C'est le nom qui est venu à l'esprit de Gilles Duceppe quand un journaliste lui a demandé de faire une analogie entre son retour en politique et la scène sportive. Comme l'avait fait Jacques Plante, Gilles Duceppe a interrompu sa retraite politique en répondant à l'appel de Mario Beaulieu, qui lui demandait, en juin 2015, de reprendre prestement la barre du Bloc québécois.

Âgé de 68 ans, M. Duceppe est le doyen des chefs de partis politique à cette élection fédérale.

«Je ne me suis pas senti comme une recrue si on veut parler de sport, je me suis senti comme Jacques Plante qui avait pris sa retraite et qui est revenu dans les buts avec les Blues de Saint-Louis pour gagner le Vézina. Je ne suis pas revenu pour perdre», a commenté le chef du Bloc, après avoir pris le petit déjeuner en compagnie d'une centaine de militants à Trois-Rivières.

Yolande

Pendant les 78 derniers jours où il a courtisé les électeurs, Gilles Duceppe a fait campagne avec la présence discrète de sa conjointe Yolande Brunelle. «C'est mon véritable amour, je pense que je le suis aussi pour elle. On a parlé aux enfants à tous les jours, Amélie et Alexis, les deux donnent un bon coup de main.»

La présence de Yolande Brunelle au côté du chef bloquiste n'a rien du calcul politique, assure Gilles Duceppe. «C'est la première fois qu'elle pouvait le faire, dans la passé elle était soit directrice d'école ou enseignante. Yolande est là comme militante, elle participe au comité de stratégie, elle a milité au Rassemblement des citoyens de Montréal, au PQ, au Bloc, elle a été élue commissaire d'école, elle fait de la politique depuis longtemps.»

«Notre 27% est plus fort»

Selon une source interne du Parti, les bloquistes nourrissent des espoirs, petits et grands, dans 26 circonscriptions. Le dernier sondage Léger leur donne 27% des intentions de vote dans l'électorat francophone, à égalité avec les libéraux et le NPD. Une augmentation de 1% peut leur permettre de rafler trois comtés supplémentaires, ont confié d'autres sources internes. Ils ont besoin de faire élire 12 députés pour être reconnus comme un parti politique à la Chambre des communes.

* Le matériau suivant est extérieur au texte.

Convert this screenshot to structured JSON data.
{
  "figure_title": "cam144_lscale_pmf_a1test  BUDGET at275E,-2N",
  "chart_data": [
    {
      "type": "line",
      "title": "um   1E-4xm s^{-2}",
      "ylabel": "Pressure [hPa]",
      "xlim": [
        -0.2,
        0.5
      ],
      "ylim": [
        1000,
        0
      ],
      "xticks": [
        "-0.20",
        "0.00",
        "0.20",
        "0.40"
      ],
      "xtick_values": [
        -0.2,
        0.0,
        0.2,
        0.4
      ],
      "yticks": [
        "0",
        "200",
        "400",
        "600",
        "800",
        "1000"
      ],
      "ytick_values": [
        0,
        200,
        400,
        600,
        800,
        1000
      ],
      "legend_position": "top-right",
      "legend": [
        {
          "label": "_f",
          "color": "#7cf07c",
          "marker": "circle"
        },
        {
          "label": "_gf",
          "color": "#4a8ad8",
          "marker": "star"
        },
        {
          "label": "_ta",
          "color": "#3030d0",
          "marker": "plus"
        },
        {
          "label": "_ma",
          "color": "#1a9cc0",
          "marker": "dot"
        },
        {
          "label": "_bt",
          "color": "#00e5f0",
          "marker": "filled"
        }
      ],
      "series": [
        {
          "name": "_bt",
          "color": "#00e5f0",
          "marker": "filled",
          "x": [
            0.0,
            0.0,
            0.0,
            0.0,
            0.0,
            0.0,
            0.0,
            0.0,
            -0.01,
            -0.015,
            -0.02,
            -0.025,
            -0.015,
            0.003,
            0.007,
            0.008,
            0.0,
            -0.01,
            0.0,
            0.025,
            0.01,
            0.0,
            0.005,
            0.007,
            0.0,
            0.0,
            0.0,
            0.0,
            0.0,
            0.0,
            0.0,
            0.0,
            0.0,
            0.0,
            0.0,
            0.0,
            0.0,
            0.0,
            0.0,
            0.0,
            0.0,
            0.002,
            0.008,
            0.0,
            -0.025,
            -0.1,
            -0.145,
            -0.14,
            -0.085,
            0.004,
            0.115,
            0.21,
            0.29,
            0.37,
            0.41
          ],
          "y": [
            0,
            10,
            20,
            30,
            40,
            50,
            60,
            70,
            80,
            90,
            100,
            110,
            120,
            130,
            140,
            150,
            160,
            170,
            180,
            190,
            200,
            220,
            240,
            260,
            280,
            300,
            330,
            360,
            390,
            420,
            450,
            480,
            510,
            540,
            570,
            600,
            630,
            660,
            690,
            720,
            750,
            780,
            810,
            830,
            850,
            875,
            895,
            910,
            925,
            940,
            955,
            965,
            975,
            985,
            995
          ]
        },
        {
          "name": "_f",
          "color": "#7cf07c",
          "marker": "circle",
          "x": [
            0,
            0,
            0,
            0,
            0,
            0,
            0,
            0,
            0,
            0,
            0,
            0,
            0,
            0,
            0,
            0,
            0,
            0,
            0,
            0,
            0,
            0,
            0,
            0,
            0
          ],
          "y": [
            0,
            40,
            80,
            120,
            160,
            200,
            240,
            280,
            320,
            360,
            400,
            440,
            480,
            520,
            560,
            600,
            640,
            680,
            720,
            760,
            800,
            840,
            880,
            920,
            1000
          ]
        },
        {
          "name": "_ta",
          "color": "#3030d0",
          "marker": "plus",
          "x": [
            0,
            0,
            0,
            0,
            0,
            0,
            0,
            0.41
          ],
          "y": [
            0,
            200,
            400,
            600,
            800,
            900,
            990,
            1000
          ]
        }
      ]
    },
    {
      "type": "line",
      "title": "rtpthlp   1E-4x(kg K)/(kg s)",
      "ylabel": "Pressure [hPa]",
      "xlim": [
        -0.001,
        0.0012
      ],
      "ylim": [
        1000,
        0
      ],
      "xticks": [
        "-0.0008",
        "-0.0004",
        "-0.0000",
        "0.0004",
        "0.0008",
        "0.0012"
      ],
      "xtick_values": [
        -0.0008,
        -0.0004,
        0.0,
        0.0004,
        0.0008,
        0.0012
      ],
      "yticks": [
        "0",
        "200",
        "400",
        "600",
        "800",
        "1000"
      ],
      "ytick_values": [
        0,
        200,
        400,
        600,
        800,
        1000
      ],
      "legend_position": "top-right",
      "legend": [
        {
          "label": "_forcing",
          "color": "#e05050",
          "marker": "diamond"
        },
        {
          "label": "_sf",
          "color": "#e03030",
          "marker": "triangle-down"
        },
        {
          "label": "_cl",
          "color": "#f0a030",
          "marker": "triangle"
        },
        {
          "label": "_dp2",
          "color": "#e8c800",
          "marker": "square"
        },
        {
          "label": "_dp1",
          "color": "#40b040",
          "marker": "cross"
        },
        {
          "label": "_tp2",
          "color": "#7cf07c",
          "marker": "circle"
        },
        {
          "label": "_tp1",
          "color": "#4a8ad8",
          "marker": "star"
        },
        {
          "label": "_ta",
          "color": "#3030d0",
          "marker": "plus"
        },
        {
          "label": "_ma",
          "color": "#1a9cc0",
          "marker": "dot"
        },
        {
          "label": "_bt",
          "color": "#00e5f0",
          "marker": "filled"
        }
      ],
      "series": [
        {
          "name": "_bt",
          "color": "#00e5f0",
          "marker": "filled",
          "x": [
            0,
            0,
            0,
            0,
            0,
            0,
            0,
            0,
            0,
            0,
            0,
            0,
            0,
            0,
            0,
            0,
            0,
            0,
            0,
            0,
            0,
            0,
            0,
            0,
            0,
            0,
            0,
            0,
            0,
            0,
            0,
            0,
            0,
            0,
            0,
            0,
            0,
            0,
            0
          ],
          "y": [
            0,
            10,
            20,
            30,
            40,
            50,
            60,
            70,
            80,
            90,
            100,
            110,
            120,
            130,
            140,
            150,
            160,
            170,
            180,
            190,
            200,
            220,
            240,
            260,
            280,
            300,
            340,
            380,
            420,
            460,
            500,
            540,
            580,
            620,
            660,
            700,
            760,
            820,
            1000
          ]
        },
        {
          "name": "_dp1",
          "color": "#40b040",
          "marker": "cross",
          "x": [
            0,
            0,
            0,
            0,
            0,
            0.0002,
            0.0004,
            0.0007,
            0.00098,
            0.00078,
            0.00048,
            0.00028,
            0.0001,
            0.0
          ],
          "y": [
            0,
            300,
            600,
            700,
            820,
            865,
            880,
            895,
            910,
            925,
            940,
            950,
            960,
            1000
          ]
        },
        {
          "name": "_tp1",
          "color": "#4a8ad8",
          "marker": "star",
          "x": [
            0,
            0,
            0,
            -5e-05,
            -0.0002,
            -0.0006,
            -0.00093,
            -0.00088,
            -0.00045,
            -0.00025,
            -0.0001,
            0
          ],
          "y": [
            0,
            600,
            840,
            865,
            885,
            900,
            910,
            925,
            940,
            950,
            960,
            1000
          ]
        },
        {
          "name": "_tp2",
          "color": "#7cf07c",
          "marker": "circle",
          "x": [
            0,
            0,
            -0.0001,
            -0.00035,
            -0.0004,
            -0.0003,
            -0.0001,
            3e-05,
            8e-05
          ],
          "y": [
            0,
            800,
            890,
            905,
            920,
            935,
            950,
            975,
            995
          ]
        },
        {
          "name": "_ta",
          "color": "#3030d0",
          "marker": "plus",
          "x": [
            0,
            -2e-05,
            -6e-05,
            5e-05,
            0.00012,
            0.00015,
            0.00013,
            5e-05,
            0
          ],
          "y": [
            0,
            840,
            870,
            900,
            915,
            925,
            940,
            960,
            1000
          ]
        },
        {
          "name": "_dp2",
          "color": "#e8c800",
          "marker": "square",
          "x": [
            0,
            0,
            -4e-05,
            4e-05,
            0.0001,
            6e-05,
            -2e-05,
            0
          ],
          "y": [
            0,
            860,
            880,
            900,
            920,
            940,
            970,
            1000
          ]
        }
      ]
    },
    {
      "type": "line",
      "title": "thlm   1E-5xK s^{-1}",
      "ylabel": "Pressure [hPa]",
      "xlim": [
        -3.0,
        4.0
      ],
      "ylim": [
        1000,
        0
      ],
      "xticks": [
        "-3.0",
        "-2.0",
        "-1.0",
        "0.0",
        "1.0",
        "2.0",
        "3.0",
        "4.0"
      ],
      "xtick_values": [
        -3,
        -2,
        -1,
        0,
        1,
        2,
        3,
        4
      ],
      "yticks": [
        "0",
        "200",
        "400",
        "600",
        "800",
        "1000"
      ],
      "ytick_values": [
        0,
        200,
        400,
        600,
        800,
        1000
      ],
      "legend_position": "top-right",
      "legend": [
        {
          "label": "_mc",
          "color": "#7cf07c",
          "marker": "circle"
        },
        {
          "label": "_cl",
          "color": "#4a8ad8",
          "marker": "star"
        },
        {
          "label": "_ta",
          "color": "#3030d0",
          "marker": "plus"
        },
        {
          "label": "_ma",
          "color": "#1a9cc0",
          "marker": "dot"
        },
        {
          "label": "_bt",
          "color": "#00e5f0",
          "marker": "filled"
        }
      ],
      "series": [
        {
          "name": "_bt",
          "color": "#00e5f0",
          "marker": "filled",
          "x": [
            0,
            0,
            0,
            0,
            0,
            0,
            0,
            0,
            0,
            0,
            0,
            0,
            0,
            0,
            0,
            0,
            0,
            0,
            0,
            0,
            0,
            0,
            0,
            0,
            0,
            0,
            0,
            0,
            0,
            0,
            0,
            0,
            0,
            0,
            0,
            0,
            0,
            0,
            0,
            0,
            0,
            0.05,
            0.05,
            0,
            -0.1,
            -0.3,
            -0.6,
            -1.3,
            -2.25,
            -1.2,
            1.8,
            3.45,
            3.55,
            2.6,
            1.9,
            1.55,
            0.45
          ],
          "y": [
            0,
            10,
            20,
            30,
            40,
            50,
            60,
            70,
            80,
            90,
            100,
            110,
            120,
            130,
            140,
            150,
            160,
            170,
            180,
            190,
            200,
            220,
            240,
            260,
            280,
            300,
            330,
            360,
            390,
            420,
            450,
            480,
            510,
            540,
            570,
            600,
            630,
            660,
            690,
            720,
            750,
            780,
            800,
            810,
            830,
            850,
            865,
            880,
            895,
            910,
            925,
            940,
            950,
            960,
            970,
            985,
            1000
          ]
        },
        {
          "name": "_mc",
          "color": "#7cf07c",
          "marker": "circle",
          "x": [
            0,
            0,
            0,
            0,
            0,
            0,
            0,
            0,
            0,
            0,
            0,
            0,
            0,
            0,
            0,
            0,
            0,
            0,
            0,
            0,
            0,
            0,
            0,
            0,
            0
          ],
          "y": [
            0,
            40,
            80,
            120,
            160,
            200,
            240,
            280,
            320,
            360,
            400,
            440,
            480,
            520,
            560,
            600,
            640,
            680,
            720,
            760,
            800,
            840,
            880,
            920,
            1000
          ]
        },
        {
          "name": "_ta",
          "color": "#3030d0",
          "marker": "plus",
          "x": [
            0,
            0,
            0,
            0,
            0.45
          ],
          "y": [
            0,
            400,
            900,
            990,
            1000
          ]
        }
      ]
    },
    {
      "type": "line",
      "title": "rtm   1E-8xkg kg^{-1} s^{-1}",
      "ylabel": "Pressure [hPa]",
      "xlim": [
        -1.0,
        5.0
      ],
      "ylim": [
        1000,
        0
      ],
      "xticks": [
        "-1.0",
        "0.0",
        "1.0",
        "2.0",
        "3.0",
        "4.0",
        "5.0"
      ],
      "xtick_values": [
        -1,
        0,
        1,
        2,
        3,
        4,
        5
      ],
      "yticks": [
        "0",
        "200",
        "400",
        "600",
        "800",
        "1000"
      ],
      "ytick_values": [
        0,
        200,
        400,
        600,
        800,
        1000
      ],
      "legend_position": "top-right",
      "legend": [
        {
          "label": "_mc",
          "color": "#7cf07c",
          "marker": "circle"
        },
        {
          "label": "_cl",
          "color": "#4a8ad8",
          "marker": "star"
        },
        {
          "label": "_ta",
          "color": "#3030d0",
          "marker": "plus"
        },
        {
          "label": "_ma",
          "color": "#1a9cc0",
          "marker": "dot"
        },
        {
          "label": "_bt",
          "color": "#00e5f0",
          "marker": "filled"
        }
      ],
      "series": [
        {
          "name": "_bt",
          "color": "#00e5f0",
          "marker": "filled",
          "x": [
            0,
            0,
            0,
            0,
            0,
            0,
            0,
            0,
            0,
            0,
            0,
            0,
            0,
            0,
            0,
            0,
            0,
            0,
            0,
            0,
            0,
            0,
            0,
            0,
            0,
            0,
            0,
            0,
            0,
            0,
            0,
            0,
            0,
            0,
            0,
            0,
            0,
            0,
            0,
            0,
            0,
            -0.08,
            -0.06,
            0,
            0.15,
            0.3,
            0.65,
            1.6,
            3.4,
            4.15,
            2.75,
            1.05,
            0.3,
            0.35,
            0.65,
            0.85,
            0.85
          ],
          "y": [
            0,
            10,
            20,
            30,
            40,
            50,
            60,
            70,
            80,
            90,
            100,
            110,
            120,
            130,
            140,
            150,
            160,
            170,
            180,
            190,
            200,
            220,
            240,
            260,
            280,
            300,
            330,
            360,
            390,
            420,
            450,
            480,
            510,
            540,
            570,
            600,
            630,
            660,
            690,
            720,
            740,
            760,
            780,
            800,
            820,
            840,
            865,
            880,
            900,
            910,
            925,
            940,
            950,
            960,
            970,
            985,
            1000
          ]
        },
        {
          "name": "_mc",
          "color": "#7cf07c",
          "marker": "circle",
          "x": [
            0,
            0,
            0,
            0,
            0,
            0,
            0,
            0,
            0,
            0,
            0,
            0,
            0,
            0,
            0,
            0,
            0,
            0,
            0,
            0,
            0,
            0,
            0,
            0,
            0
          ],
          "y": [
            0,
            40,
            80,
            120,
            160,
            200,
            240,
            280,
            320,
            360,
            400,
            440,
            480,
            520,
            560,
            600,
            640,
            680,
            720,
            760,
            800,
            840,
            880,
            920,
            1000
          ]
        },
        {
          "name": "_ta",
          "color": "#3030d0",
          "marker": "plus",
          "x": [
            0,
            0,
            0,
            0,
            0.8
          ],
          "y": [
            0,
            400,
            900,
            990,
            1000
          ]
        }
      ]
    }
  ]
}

Bien que le Bloc soit à égalité les libéraux et le NPD, ses chances de gagner dans l'électorat francophone sont meilleures, croit le député bloquiste Louis Plamondon. «Notre vote est concentré dans les comtés francophones; chez M. Trudeau, sa clientèle est anglophone à Montréal, il faut quasiment lui enlever cinq points; M. Mulcair aussi; notre 27% est plus fort qu'un 27% libéral ou NPD», a confié celui qui en est à sa 10e campagne électorale, ce qui en fait le doyen de la Chambre des communes.

L'humeur des électeurs a considérablement changé depuis le début de la campagne, soutient M. Plamondon. «L'enthousiasme est là. Au début d'août, quand on a choisi notre candidat, c'était tranquille, tandis que là c'est vivant au bout. Il y a des comtés qui vont se gagner par 100 ou 150 voix, ça peut aller d'un bord ou l'autre», prévoit M. Plamondon.

En cette dernière journée de campagne électorale, Gilles Duceppe est parti de Québec dimanche matin pour s'arrêter à Trois-Rivières, Sherbrooke, Saint-Jean-sur-Richelieu et il a terminera sa campagne devant une centaine de partisans entassés dans un bar de la rue Saint-Denis, situé dans le comté de Laurier-Sainte-Marie à Montréal, où il tente de déloger la néodémocrate Hélène Laverdière.